Yesterday left me feeling totally defeated in the potty training department. I would like to report that today was more triumphant, but that would be lying. So I'm here to report that today went exactly like yesterday, which means I smell like urine and so does more of my carpet.

Rather than focusing on something I cannot control (where my son puts his urine), I am focusing on something I can control - shopping (unless there is a good sale, then control is not realistic).   The desire to shop is a result of some major potty training equipment failures!

Our first potty, bought for child #1, was a practical purchase. No characters smiling at you and it didn't require batteries. However, that's where it's practicality ended. We soon discovered the splash gaurd was totally insufficient and every time my son peed, it was like a geyser shooting across the room.   It had to go!

Our second potty had a taller splash guard and an encouraging Elmo on it. A week after its Christmas debut (yes, my son asked Santa to bring him a potty) we had a throw up incident that changed Elmo's native language to French. Despite not being able to understand Elmo, it manages to do the job for child #1.

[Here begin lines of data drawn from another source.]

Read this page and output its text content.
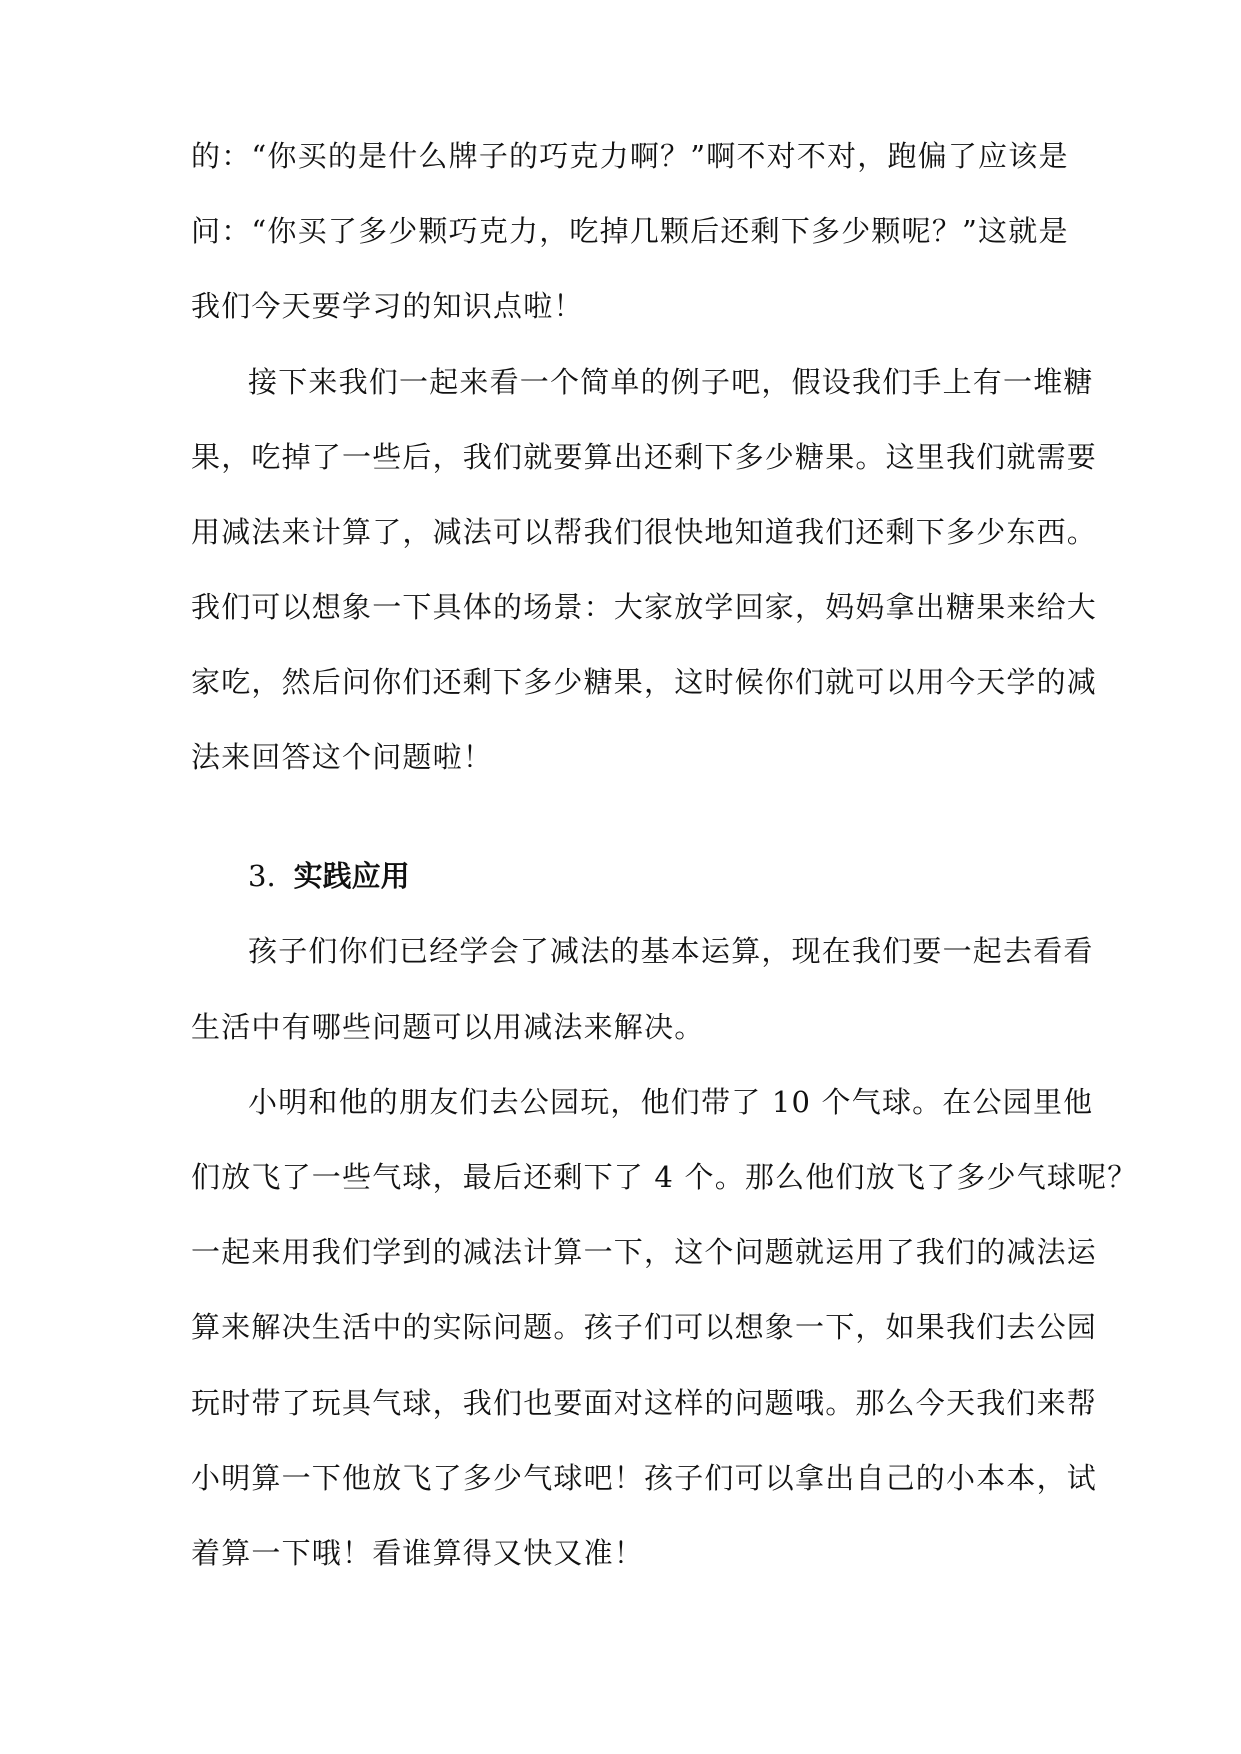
的：“你买的是什么牌子的巧克力啊？”啊不对不对，跑偏了应该是
问：“你买了多少颗巧克力，吃掉几颗后还剩下多少颗呢？”这就是
我们今天要学习的知识点啦！
接下来我们一起来看一个简单的例子吧，假设我们手上有一堆糖
果，吃掉了一些后，我们就要算出还剩下多少糖果。这里我们就需要
用减法来计算了，减法可以帮我们很快地知道我们还剩下多少东西。
我们可以想象一下具体的场景：大家放学回家，妈妈拿出糖果来给大
家吃，然后问你们还剩下多少糖果，这时候你们就可以用今天学的减
法来回答这个问题啦！
3. 实践应用
孩子们你们已经学会了减法的基本运算，现在我们要一起去看看
生活中有哪些问题可以用减法来解决。
小明和他的朋友们去公园玩，他们带了 10 个气球。在公园里他
们放飞了一些气球，最后还剩下了 4 个。那么他们放飞了多少气球呢？
一起来用我们学到的减法计算一下，这个问题就运用了我们的减法运
算来解决生活中的实际问题。孩子们可以想象一下，如果我们去公园
玩时带了玩具气球，我们也要面对这样的问题哦。那么今天我们来帮
小明算一下他放飞了多少气球吧！孩子们可以拿出自己的小本本，试
着算一下哦！看谁算得又快又准！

Then came child #2. He was not impressed by French speaking Elmo, so a third potty was purchased and, sticking with tradition, Santa brought it as well. This one was a flashy Cars 2 potty with a gear shifter and revving engine sounds. It's flaw was discovered shortly after it arrived when there was a flood of urine flowing underneath it every time it was used. Nothing like pee soaked floorboards to make a house smell spring fresh.

Even though my standards of what is sanitary have drastically changed recently, another new potty is a life or death situation and if it wasn't 7:30 pm, I would be on my way to Walmart.

My advice is skip the training potty altogether and go straight for the liqueur cabinet. A little tequila might help sterilize the situation, limes smell better than ammonia and after a few gulps from a cactus glass this might actually be tolerable.